I’ve been resisting “made-up” gender-neutral pronouns for at least a decade. My argument has always been the same: they’re ugly, they sound super-awkward, and they’re unnecessary. At first I said “he” is a perfectly acceptable gender-neutral pronoun, because I was young and ignorant of many things. Then I said that “they” is fine, as it has a long history of use as a gender-neutral singular. I still say that, actually, but I’ve come to accept that it may not be the best choice, especially for an individual who prefers not to use gender-specific pronouns. It might be grammatically correct, but it still feels slightly depersonalized. The plural connotation has a semantic impact, and it makes it feel less like you’re talking about a single, unique individual. So there’s that.

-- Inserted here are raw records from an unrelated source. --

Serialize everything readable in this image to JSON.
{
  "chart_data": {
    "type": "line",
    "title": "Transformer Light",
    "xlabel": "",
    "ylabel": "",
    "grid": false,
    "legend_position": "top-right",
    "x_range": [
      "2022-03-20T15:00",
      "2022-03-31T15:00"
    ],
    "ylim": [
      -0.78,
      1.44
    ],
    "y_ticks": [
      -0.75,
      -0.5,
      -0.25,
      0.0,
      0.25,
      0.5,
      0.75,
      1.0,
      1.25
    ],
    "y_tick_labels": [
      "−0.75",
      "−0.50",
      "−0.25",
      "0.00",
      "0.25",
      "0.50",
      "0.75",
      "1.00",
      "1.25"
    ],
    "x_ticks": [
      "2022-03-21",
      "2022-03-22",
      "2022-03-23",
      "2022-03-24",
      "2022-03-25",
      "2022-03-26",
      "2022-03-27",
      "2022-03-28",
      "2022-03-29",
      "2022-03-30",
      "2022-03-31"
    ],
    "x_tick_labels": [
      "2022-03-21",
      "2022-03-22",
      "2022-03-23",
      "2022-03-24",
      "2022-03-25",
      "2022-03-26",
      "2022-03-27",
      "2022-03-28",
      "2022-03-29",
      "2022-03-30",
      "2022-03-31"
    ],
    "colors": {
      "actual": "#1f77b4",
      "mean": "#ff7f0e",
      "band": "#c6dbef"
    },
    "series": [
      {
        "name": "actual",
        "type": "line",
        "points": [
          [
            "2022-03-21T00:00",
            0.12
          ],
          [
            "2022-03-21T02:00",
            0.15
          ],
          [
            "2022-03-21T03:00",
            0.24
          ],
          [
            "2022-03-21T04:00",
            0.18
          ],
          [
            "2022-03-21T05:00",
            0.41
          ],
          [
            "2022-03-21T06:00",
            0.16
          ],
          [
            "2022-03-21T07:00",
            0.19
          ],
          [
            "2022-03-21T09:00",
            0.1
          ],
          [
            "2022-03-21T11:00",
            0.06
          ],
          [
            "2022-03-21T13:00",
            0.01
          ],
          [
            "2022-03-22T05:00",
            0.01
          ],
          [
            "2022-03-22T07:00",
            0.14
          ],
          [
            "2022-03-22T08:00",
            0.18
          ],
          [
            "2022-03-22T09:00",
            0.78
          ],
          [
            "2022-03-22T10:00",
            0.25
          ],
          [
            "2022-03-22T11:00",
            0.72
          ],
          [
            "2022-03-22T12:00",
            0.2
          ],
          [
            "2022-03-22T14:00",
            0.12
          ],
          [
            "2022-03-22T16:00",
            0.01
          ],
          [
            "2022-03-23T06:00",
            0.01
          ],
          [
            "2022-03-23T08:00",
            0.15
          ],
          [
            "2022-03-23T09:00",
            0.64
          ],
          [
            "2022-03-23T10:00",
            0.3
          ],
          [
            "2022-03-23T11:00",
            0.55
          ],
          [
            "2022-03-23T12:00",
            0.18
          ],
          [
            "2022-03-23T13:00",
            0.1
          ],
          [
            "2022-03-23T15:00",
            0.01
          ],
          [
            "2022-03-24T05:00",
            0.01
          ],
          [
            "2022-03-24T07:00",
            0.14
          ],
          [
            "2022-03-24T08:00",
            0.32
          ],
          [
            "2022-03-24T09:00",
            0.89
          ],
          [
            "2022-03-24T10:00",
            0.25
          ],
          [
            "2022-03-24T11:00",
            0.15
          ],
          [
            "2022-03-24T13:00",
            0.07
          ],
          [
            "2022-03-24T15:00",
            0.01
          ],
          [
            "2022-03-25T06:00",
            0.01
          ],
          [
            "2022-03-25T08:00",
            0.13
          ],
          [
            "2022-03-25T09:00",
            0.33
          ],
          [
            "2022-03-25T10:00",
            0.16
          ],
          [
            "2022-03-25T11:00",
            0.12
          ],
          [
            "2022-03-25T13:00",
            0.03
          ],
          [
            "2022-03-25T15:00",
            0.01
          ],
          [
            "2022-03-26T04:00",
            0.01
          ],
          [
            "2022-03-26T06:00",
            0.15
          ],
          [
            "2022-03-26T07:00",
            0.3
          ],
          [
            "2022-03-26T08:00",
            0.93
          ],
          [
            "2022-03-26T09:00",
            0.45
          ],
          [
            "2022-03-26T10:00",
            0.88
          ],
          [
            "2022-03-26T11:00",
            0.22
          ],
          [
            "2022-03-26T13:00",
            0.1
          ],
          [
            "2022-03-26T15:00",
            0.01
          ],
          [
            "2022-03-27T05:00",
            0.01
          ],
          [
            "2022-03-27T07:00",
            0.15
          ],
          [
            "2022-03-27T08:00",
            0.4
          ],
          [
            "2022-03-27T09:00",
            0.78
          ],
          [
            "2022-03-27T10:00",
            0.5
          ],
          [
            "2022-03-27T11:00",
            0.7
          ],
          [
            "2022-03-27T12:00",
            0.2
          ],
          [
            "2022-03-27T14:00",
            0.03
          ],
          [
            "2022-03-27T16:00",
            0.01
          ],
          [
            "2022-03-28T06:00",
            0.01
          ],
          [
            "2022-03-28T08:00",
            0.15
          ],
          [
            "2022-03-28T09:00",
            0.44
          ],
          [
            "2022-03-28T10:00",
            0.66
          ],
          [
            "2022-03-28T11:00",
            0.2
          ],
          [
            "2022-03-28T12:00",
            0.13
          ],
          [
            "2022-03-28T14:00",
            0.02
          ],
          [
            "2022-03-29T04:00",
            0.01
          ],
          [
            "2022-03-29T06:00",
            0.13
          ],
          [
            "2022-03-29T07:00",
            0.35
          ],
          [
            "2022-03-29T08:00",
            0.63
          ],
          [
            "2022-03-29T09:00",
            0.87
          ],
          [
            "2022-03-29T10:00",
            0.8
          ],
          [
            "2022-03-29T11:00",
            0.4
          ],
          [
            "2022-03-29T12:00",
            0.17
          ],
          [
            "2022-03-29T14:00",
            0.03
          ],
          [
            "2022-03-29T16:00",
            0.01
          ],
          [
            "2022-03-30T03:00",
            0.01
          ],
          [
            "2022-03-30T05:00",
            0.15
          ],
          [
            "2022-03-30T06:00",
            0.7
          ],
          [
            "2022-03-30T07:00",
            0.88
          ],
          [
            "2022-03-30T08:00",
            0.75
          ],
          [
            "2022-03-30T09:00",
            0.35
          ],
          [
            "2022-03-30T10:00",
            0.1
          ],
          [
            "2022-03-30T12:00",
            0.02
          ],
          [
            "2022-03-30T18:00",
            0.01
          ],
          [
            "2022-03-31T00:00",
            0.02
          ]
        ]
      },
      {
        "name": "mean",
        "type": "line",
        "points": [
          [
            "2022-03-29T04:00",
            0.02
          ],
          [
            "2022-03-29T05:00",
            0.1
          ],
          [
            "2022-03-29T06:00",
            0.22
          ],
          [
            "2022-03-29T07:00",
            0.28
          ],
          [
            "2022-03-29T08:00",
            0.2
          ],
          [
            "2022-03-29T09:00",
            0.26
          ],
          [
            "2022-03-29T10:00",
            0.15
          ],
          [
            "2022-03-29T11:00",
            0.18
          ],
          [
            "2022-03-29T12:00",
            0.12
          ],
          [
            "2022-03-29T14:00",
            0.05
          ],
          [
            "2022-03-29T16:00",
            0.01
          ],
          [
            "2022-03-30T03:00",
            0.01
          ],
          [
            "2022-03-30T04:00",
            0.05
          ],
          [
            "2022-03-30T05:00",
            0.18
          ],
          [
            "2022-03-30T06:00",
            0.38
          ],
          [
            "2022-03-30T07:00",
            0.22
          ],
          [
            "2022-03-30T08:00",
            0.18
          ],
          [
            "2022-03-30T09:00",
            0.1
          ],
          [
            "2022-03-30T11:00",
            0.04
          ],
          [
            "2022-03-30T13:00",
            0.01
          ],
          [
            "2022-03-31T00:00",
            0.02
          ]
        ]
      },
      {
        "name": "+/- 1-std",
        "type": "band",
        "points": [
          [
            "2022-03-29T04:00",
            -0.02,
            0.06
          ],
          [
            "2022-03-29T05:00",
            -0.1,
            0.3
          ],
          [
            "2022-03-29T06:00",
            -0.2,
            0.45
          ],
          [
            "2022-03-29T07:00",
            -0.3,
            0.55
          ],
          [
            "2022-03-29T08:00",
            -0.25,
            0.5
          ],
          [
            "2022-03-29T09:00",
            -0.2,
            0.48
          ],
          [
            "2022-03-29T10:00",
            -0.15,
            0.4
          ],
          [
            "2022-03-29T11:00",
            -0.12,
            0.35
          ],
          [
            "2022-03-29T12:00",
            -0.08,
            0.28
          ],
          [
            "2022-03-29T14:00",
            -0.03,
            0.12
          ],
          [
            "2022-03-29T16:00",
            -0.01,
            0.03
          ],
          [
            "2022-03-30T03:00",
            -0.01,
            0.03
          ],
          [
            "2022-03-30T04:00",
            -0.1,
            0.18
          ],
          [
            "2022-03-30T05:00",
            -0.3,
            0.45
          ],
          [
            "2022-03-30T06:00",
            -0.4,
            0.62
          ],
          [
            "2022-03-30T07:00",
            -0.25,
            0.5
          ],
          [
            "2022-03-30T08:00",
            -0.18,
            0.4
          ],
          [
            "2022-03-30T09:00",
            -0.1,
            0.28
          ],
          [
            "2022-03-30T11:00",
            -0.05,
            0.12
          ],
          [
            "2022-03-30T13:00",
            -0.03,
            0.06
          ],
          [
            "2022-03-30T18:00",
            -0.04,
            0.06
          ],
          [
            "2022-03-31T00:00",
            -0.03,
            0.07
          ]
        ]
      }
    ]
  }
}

At the same time, my resistance to the alternative pronouns has been weakening. First of all, in the circles I know they seem to be standardizing: most people I read who use gender-neutral pronouns use the ze/hir system (sometimes zie). That means that what sounds awkward and clunky to me may well sound natural to a new generation. I’m all for the evolution of language, even if it leaves me behind. I wish that people had standardized around the “ey/em/eir” system, because I think it sounds the best, but as long as people standardize on something I’ll be happy.
More importantly, though, I’ve realized how using “ze” instead of “they” or something else that feels more natural draws attention to the fact that we’re using a gender-neutral pronoun. Sometimes that’s not what you want, but a lot of the time it is. My brain, like (I’m betting) a lot of yours, still has a habit of considering male the “default” gender, so that if someone says, “The person next to me on the plane ate their lunch really loudly” I’m usually imagining a man. (A white man, natch. Around 35 years old. That’s what a default human being looks like in my brain.) Whereas, if the story is, “The person next to me on the plane ate zeir lunch really loudly” the unfamiliar word jolts my brain into awareness that this person could be any gender. (Now if only we had a quick and easy linguistic convention that could do the same for race and age!)
I guess my point is, “they” doesn’t necessarily work much better than “he” for combatting the standard programming that male is the default. “Ze,” on the other hand, does. And I care more about changing gender-related assumptions and preconceptions than I do about making language conform to my aesthetic likings.